Twenty-two years ago my first editor, Steve Kaplan, advised me, “Tell stories.” Every time I thank him for that, Steve acts as if it never happened. It did, Steve.
Years later, Malcolm Gladwell demonstrated that I needn’t rush those stories, a lesson that helped me discover even more.
Three men have been special inspirations: Roger McGuinn, best known for leading The Byrds; John Lloyd Young, the Tony Award–winning actor in Jersey Boys; and Brandon Flowers of The Killers.
My father Harry and mother Alice promised my life would turn out nicely if I listened to them. Before they died—Dad much too young, mom four months before I began this manuscript—I hoped they realized they were right and that I was grateful. I still am.
Will, Harry, Cole, and Cooper always asked, “How’s the book going?” and give me the spirit that infuses my books at their sunniest.

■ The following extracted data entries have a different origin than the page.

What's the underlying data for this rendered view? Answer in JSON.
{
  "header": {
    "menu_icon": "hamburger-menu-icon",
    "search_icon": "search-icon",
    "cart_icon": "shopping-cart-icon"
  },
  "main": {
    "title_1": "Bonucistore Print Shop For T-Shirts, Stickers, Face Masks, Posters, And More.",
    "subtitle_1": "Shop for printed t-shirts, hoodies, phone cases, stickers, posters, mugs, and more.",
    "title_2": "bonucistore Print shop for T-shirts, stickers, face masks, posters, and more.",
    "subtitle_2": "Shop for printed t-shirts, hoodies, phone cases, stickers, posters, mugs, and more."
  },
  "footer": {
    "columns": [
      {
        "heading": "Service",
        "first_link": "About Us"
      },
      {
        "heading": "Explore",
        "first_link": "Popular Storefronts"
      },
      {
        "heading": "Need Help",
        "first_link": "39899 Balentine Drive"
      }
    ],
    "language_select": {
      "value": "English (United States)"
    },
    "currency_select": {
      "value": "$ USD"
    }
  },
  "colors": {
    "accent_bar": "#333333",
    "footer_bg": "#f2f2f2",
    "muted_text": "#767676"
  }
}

My remarkable sister Becky and her husband Jim—a delightful marriage of art and science—and brother David look smarter to me every week.
Neroli Lacey, Pam Haros, and Ty Votaw always listen hard and speak gently and provided valuable feedback. Thanks to you, too, Tyler Pace.

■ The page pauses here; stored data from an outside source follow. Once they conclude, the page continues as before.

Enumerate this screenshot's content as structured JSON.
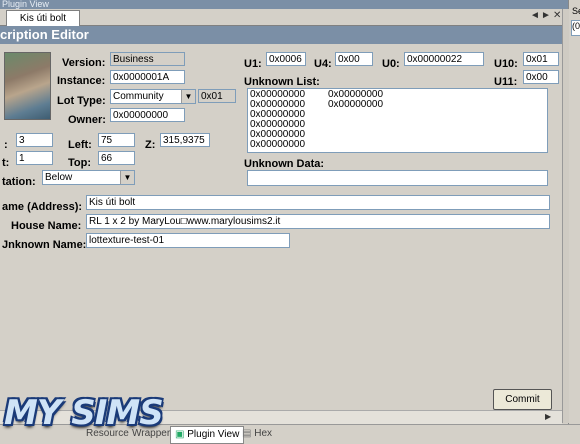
{
  "window": {
    "title": "Plugin View",
    "side_title": "Se",
    "side_value": "(0"
  },
  "tab": {
    "label": "Kis úti bolt",
    "controls": [
      "◄",
      "►",
      "✕"
    ]
  },
  "editor": {
    "title": "cription Editor"
  },
  "fields": {
    "version": {
      "label": "Version:",
      "value": "Business"
    },
    "instance": {
      "label": "Instance:",
      "value": "0x0000001A"
    },
    "lot_type": {
      "label": "Lot Type:",
      "value": "Community",
      "code": "0x01"
    },
    "owner": {
      "label": "Owner:",
      "value": "0x00000000"
    },
    "width_val": "3",
    "width_label": ":",
    "height_val": "1",
    "height_label": "t:",
    "left": {
      "label": "Left:",
      "value": "75"
    },
    "top": {
      "label": "Top:",
      "value": "66"
    },
    "z": {
      "label": "Z:",
      "value": "315,9375"
    },
    "rotation": {
      "label": "tation:",
      "value": "Below"
    },
    "u1": {
      "label": "U1:",
      "value": "0x0006"
    },
    "u4": {
      "label": "U4:",
      "value": "0x00"
    },
    "u0": {
      "label": "U0:",
      "value": "0x00000022"
    },
    "u10": {
      "label": "U10:",
      "value": "0x01"
    },
    "u11": {
      "label": "U11:",
      "value": "0x00"
    },
    "unknown_list": {
      "label": "Unknown List:",
      "col1": [
        "0x00000000",
        "0x00000000",
        "0x00000000",
        "0x00000000",
        "0x00000000",
        "0x00000000",
        "0x00000000"
      ],
      "col2": [
        "0x00000000",
        "0x00000000"
      ]
    },
    "unknown_data": {
      "label": "Unknown Data:",
      "value": ""
    },
    "name": {
      "label": "ame (Address):",
      "value": "Kis úti bolt"
    },
    "house_name": {
      "label": "House Name:",
      "value": "RL 1 x 2  by MaryLou□www.marylousims2.it"
    },
    "unknown_name": {
      "label": "Jnknown Name:",
      "value": "lottexture-test-01"
    }
  },
  "buttons": {
    "commit": "Commit"
  },
  "bottom_tabs": [
    {
      "label": "Resource",
      "active": false
    },
    {
      "label": "Wrapper",
      "active": false
    },
    {
      "label": "Plugin View",
      "active": true
    },
    {
      "label": "Hex",
      "active": false
    }
  ],
  "logo": {
    "text": "MY SIMS"
  }
}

Laura, Kevin, Chirsty, Jim, Alex, Rachelle, and Auri of Burger Jones; Jen, Luke, Brianna, Eddie, Abby, Stevie, Shauna, Merrit, Kryn, and Kate at Caribou Coffee. Thanks for not charging rent for the tables.
I am indebted and grateful to Jason Damberg and Suzanne Remington, for reasons they know well.

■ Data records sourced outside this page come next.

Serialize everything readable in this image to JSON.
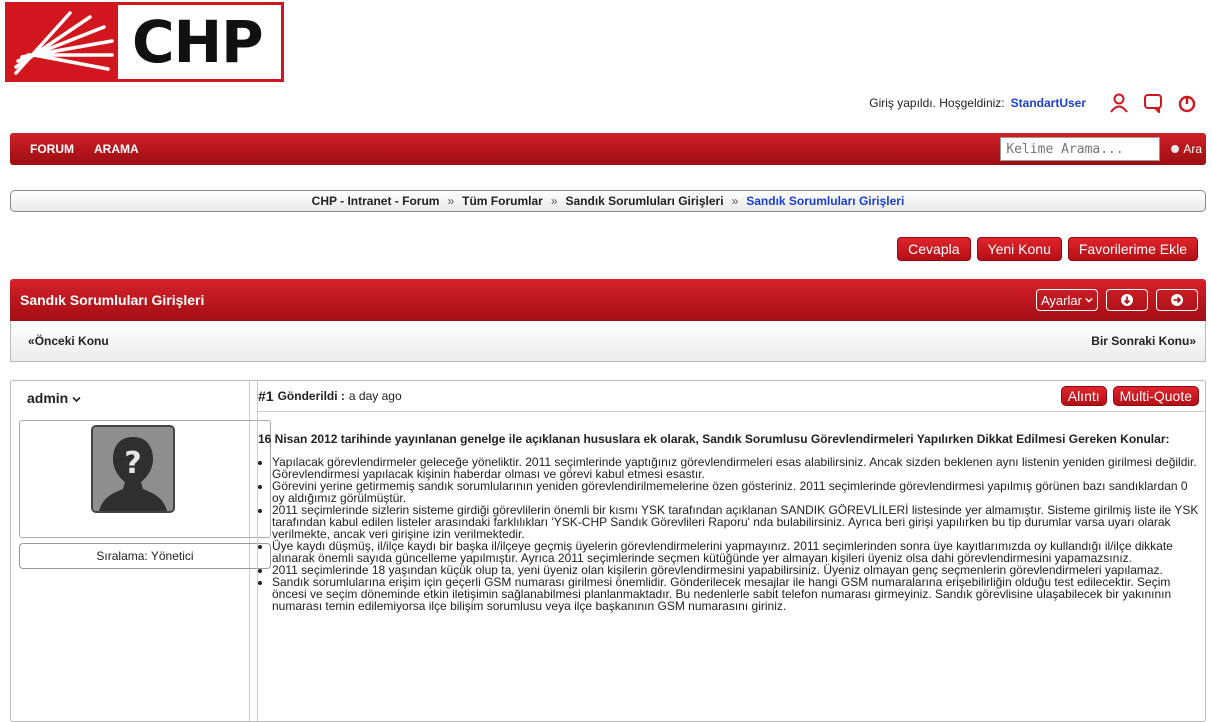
{
  "logo": {
    "text": "CHP"
  },
  "userbar": {
    "welcome": "Giriş yapıldı. Hoşgeldiniz:",
    "username": "StandartUser"
  },
  "nav": {
    "forum": "FORUM",
    "search": "ARAMA",
    "search_placeholder": "Kelime Arama...",
    "search_button": "Ara"
  },
  "breadcrumb": [
    "CHP - Intranet - Forum",
    "Tüm Forumlar",
    "Sandık Sorumluları Girişleri",
    "Sandık Sorumluları Girişleri"
  ],
  "actions": {
    "reply": "Cevapla",
    "new_topic": "Yeni Konu",
    "add_favorite": "Favorilerime Ekle"
  },
  "thread": {
    "title": "Sandık Sorumluları Girişleri",
    "settings": "Ayarlar",
    "prev": "Önceki Konu",
    "next": "Bir Sonraki Konu"
  },
  "post": {
    "author": "admin",
    "rank": "Sıralama: Yönetici",
    "number": "#1",
    "sent_label": "Gönderildi :",
    "time": "a day ago",
    "quote": "Alıntı",
    "multi_quote": "Multi-Quote",
    "lead": "16 Nisan 2012 tarihinde yayınlanan genelge ile açıklanan hususlara ek olarak, Sandık Sorumlusu Görevlendirmeleri Yapılırken Dikkat Edilmesi Gereken Konular:",
    "items": [
      "Yapılacak görevlendirmeler geleceğe yöneliktir. 2011 seçimlerinde yaptığınız görevlendirmeleri esas alabilirsiniz. Ancak sizden beklenen aynı listenin yeniden girilmesi değildir. Görevlendirmesi yapılacak kişinin haberdar olması ve görevi kabul etmesi esastır.",
      "Görevini yerine getirmemiş sandık sorumlularının yeniden görevlendirilmemelerine özen gösteriniz. 2011 seçimlerinde görevlendirmesi yapılmış görünen bazı sandıklardan 0 oy aldığımız görülmüştür.",
      "2011 seçimlerinde sizlerin sisteme girdiği görevlilerin önemli bir kısmı YSK tarafından açıklanan SANDIK GÖREVLİLERİ listesinde yer almamıştır. Sisteme girilmiş liste ile YSK tarafından kabul edilen listeler arasındaki farklılıkları 'YSK-CHP Sandık Görevlileri Raporu' nda bulabilirsiniz. Ayrıca beri girişi yapılırken bu tip durumlar varsa uyarı olarak verilmekte, ancak veri girişine izin verilmektedir.",
      "Üye kaydı düşmüş, il/ilçe kaydı bir başka il/ilçeye geçmiş üyelerin görevlendirmelerini yapmayınız. 2011 seçimlerinden sonra üye kayıtlarımızda oy kullandığı il/ilçe dikkate alınarak önemli sayıda güncelleme yapılmıştır. Ayrıca 2011 seçimlerinde seçmen kütüğünde yer almayan kişileri üyeniz olsa dahi görevlendirmesini yapamazsınız.",
      "2011 seçimlerinde 18 yaşından küçük olup ta, yeni üyeniz olan kişilerin görevlendirmesini yapabilirsiniz. Üyeniz olmayan genç seçmenlerin görevlendirmeleri yapılamaz.",
      "Sandık sorumlularına erişim için geçerli GSM numarası girilmesi önemlidir. Gönderilecek mesajlar ile hangi GSM numaralarına erişebilirliğin olduğu test edilecektir. Seçim öncesi ve seçim döneminde etkin iletişimin sağlanabilmesi planlanmaktadır. Bu nedenlerle sabit telefon numarası girmeyiniz. Sandık görevlisine ulaşabilecek bir yakınının numarası temin edilemiyorsa ilçe bilişim sorumlusu veya ilçe başkanının GSM numarasını giriniz."
    ]
  },
  "colors": {
    "brand_red": "#d2161e",
    "link_blue": "#1a3fd3"
  }
}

Peter Glanville, Jim Stein, Jim Rockwell, Tim Klein, Molly Gillin, and Stephanie Prem, all of Lowry Hill, I’ve loved our ride.
As always, thank you Cliff Greene—and Kim, too.
Midway through this book’s creation, The Duke and his saintly companion introduced me to their faith. Later on those Sunday nights and many others, we sat under bright moons that lit up their cobbled steps while we kept alive the world’s cigar, gin, and wine industries and talked until we were drowsy. On my last day, I will remember those nights.
If the Olympics ever adds Tandem Laughing, Kevin McGregor and I will one day stand atop the medal stand as the “Star-Spangled Banner” plays. Its final notes will prompt tears down my cheeks, and Kevin to lean over and whisper something about a blonde in the second row. Everyone needs a Kevin McGregor, but decades on earth convince me: There’s only one.
On December 13, 2009, Rita Lundgren, who had lived for twenty-one years in my snapshot memory of her, reappeared. By Christmas Eve I learned that she has a gift like my sister’s, a painter’s gift for seeing. Although she arrived late, Rita gave wise advice, and her spirit jumped right in here. You can hear it in my introduction and summary and are hearing it now.
All my life, I’ve been blessed to have lived among gifted people like Kevin and Rita. My mother’s cooking attracted praise from the legendary chef James Beard, and my father Harry eliminated any need in our home for encyclopedias. Of three Rhodes Scholar friends, my best friend John Tillman, by his legendary freshman feat of writing a twenty-two-page research paper on the Albigensian Crusade entirely from memory, showed me that I needed to work much harder, particularly after my humbling afternoon two weeks later when I saw his professor’s note on the paper: “With minor revisions, this could be the seminal work on the subject.” Several friends inspired me by winning national championships and Olympic medals, which today are buried in their sock drawers because those medals are merely among their many accomplishments.
The last of these women and men became widely known for their gifts, but everyone listed here has a gift that he or she shared with me. I am incredibly grateful—damp-eyed as I write this. You make me know how lucky I am.